• Wireguard
  • private-key – Private key
  • public-key – Public key
  • listen-port – Listen port
  • fwmark – Firewall mark
  • peers – Peer configurations
    • endpoint – Peer endpoint
    • public-key – Peer public key
    • preshared-key – Preshared key
    • persistent-keepalive – Persistent keepalive
    • allowed-ips – Allowed IPs
    • protocol-version – Protocol version
    • last-handshake – Last handshake time
    • rx-bytes – Received bytes
    • tx-bytes – Transmitted bytes

Wireguard

Example YAML of WireGuard interface configuration:

version: 1
interfaces:
- name: wg0
  type: wireguard
  state: up
  wireguard:
    private-key: xH4dTz3dN3LzP2gE2kR8pA7sV9cF0bN1mQ5wY6uJ8k=
    listen-port: 51820
    fwmark: 0
    peers:
    - endpoint: 192.0.2.1:51820
      public-key: r3V5cF0bN1mQ5wY6uJ8k=xH4dTz3dN3LzP2gE2kR8pA7sV9=
      preshared-key: p7sV9cF0bN1mQ5wY6uJ8k=xH4dTz3dN3LzP2gE2kR8pA=
      persistent-keepalive: 25
      allowed-ips:
      - ip: 10.0.0.0
        prefix-length: 24
      - ip: 192.168.0.0
        prefix-length: 16

private-key – Private key

Base64 encoded private key. Required when creating a new WireGuard interface. Will be displayed as <_hidden_> in debug/display output.

Set to <_hidden_> when applying to an existing interface to keep the current private key unchanged.

public-key – Public key

Base64 encoded public key. Query only property, ignored when applying.

listen-port – Listen port

The UDP port to listen on for incoming connections. If not defined, the kernel will choose a random port.

fwmark – Firewall mark

The firewall mark (fwmark) value for outgoing packets.

peers – Peer configurations

List of peer configurations. If defined, overrides the existing peer list. If undefined, preserves current peers.

endpoint – Peer endpoint

The endpoint address and port of the peer in ip:port format, e.g. 192.0.2.1:51820. Mandatory for each peer configuration.

public-key – Peer public key

Base64 encoded public key of the peer. Used to identify the peer.

preshared-key – Preshared key

Base64 encoded preshared key for additional security via symmetric key encryption. Displayed as <_hidden_> in debug/display output.

Set to <_hidden_> when applying to an existing interface to keep the current preshared key unchanged.

persistent-keepalive – Persistent keepalive

The interval in seconds between keepalive packets.
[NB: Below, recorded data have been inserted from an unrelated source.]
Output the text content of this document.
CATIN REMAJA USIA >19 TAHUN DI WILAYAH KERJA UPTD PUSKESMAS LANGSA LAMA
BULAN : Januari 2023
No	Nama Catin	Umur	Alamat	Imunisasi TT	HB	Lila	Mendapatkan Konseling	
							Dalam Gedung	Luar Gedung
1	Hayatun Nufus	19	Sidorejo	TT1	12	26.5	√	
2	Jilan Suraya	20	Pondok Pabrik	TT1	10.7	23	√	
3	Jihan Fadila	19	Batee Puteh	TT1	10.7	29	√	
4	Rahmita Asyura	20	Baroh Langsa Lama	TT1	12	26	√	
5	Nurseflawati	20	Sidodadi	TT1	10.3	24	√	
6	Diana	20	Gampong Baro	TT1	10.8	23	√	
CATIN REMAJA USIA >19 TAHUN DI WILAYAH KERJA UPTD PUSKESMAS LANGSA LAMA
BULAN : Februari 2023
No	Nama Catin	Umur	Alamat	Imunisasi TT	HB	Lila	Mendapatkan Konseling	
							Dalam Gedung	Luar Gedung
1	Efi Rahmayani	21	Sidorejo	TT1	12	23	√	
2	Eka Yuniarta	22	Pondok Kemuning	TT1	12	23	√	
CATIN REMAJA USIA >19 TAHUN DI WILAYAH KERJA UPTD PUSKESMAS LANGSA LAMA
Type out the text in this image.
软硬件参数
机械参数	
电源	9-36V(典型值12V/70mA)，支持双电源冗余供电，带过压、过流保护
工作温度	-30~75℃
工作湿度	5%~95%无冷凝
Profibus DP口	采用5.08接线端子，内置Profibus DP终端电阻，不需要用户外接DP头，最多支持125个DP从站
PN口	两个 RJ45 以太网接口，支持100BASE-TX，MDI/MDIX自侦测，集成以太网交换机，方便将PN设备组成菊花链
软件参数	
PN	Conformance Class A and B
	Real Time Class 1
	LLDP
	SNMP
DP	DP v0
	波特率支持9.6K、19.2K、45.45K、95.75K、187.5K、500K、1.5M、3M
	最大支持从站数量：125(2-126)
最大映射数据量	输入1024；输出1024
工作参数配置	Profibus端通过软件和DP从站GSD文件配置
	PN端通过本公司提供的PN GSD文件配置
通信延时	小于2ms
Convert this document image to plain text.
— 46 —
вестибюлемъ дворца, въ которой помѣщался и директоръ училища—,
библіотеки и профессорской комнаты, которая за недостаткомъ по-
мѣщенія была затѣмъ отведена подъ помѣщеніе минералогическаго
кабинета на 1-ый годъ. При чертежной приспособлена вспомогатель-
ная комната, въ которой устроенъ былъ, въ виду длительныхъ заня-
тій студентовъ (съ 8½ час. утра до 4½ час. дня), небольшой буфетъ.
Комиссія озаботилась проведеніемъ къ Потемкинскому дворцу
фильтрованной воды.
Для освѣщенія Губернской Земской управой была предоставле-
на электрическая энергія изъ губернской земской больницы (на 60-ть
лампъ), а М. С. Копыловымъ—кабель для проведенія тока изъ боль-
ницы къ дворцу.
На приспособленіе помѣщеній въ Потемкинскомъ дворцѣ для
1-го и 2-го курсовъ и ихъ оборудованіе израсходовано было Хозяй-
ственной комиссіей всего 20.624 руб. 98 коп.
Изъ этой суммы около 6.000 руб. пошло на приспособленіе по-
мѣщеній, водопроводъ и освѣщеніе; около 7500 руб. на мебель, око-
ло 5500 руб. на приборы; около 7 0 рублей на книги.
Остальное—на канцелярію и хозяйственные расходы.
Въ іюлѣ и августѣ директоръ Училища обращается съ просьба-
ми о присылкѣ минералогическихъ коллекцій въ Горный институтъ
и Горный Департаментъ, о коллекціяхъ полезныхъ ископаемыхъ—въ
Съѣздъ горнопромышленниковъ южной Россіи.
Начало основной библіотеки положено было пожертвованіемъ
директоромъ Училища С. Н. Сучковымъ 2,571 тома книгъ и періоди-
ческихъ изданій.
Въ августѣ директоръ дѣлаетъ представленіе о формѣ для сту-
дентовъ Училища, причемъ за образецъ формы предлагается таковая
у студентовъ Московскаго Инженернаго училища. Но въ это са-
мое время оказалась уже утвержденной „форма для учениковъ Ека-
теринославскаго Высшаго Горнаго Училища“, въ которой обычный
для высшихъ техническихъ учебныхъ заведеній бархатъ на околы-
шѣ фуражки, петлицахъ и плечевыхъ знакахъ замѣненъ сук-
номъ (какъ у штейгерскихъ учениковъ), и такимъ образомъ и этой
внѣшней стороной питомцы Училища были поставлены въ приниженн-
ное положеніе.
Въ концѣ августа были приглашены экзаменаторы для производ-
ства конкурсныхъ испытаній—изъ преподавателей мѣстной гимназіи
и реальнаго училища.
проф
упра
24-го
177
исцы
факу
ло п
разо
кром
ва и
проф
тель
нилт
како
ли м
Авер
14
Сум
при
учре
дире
Used to maintain NAT/bridge mappings.

allowed-ips – Allowed IPs

List of IP prefixes allowed for this peer. Each entry contains:

• ip: The IP address.
• prefix-length: The prefix length (CIDR mask).

protocol-version – Protocol version

The WireGuard protocol version.

last-handshake – Last handshake time

Query only property. Shows the time since the last handshake (e.g. 32 seconds ago).

rx-bytes – Received bytes

Query only property. Total bytes received from this peer.

tx-bytes – Transmitted bytes

Query only property. Total bytes transmitted to this peer.